Mustang driver Breanna Bumgarner of W. Va. was allegedly killed by a ruptured brake fluid reservoir.

Posted in News

Ford to Pay $7 Million Over Death of Breanna Bumgarner
Mustang driver Breanna Bumgarner of W. Va. was allegedly killed by a ruptured brake fluid reservoir.

— A West Virginia jury has ordered Ford to pay $7 million over a Ford Mustang crash that killed 19-year-old Breanna Kristen Bumgarner in March 2016.

Also included in the lawsuit filed by Bumgarner's mother, Angel Tyler, are the driver of the Toyota truck which crossed the center line, Anna Errickson, and her mother and father, Mark and Kristen Errickson.

Anna Errickson was a minor at the time of the crash.

Breanna Bumgarner was driving the 2014 Ford Mustang on Highway 33 when an oncoming 1989 Toyota pickup truck left the road, overcorrected, crossed the center line and slammed into the driver's side A-pillar of the 2014 Mustang at about 59 mph.

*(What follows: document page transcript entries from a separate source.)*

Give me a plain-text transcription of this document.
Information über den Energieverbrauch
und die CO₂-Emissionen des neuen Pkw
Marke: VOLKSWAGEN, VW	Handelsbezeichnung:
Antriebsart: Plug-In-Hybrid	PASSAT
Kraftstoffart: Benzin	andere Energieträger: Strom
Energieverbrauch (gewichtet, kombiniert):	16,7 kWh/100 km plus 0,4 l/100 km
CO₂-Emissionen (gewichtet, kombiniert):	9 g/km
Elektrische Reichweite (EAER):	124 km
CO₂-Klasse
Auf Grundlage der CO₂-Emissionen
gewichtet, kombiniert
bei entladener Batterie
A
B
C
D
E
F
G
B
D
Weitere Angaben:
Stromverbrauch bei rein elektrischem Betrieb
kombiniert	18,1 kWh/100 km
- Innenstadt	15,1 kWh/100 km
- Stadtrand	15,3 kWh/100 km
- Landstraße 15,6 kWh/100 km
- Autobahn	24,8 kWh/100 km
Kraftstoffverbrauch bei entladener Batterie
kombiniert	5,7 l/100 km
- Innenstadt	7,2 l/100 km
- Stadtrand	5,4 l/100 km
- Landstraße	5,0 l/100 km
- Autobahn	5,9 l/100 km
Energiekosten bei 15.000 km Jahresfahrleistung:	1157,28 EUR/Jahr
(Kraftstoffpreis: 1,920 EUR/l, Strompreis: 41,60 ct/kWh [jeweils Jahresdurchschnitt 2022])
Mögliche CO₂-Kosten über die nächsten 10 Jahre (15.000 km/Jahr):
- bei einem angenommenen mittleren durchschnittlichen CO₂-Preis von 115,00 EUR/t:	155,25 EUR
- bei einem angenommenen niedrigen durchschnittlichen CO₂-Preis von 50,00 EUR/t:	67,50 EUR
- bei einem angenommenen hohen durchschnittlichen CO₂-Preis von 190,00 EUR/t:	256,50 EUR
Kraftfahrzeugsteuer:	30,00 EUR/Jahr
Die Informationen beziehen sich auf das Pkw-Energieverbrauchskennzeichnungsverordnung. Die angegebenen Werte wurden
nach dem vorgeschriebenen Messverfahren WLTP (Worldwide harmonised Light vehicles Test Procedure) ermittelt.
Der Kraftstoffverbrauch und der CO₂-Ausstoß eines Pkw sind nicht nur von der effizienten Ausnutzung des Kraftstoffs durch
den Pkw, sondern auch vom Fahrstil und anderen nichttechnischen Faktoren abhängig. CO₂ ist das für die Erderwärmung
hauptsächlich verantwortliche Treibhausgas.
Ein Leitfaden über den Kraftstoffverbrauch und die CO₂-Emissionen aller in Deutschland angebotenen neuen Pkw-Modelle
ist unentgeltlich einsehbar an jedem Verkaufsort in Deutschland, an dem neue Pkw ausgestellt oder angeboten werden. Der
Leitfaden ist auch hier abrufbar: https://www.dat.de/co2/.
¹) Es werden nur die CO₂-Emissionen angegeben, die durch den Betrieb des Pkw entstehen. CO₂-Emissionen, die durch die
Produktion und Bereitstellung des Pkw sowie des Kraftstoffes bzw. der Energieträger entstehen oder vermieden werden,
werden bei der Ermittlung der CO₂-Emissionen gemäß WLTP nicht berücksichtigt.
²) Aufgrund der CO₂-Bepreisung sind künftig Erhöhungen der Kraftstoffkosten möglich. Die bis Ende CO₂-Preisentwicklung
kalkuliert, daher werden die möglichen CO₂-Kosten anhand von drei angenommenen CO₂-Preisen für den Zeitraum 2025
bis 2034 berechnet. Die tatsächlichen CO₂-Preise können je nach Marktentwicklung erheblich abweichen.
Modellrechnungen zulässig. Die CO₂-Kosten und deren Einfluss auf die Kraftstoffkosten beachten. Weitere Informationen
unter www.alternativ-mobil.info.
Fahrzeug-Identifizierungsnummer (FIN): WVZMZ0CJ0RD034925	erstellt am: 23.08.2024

Breanna Bumgarner was trapped in the Mustang which caught fire, and the lawsuit alleges she died from the fire caused by the defective Ford Mustang.

The lawsuit claims Bumgarner was killed because the brake fluid reservoir ruptured and leaked brake fluid which ignited and caused the fire.

In addition to the allegedly defective Ford Mustang brake fluid reservoir, attorneys for the plaintiff told the jury Bumgarner was killed because Ford used the wrong steel to build the Mustang's safety cage.

Ford Argues It Didn't Cause Bumgarner's Death

Ford's arguments were fairly simple. The driver of the Toyota truck that crossed the center line and slammed into Bumgarner's 2014 Ford Mustang was responsible for the crash and Bumgarner's death.

The Mustang lawsuit referenced a 2011 crash test to allege Ford knew a certain type of crash could possibly cause damage to the brake fluid reservoir, a claim Ford said was absurd.

Ford argued the 2011 crash test had nothing to do with the real-world crash that killed Bumgarner.

According to Ford, the small overlap crash test is conducted with a stationary rigid barrier, not a moving truck heading out of control toward a 2014 Mustang at an angle.

Ford argued the small overlap test simulates the front corner of the car striking a rigid pole, not a car-to-car crash as occurred in the Bumgarner crash.

Ford said the Bumgarner Mustang was hit at the driver-side hinge pillar at an angle of 40 degrees, a completely different crash scenario than the Mustang crash test performed in 2011.

According to the automaker, Bumgarner had no chance of escape not because the Mustang design was defective, but because the door was completely jammed after the 3,500-pound Toyota truck slammed into the driver-side door hinge pillar at an angle while traveling 59 miles per hour.

In crash testing performed by the National Highway Traffic Safety Administration, the 2014 Ford Mustang earned an overall safety rating of 4 stars out of a possible 5 stars.

Even though federal safety regulators have never found the 2014 Ford Mustang defective and the car met or exceeded all federal safety standards, the jury ruled the car had defects.

The jury found Ford was 99% at fault for Bumgarner’s death, and the driver of the truck was only 1% at fault.

The Breanna Bumgarner Ford Mustang lawsuit was filed in the Kanawha County Circuit Court of West Virginia: Angel Ellen Tyler vs. Ford Motor Company et al.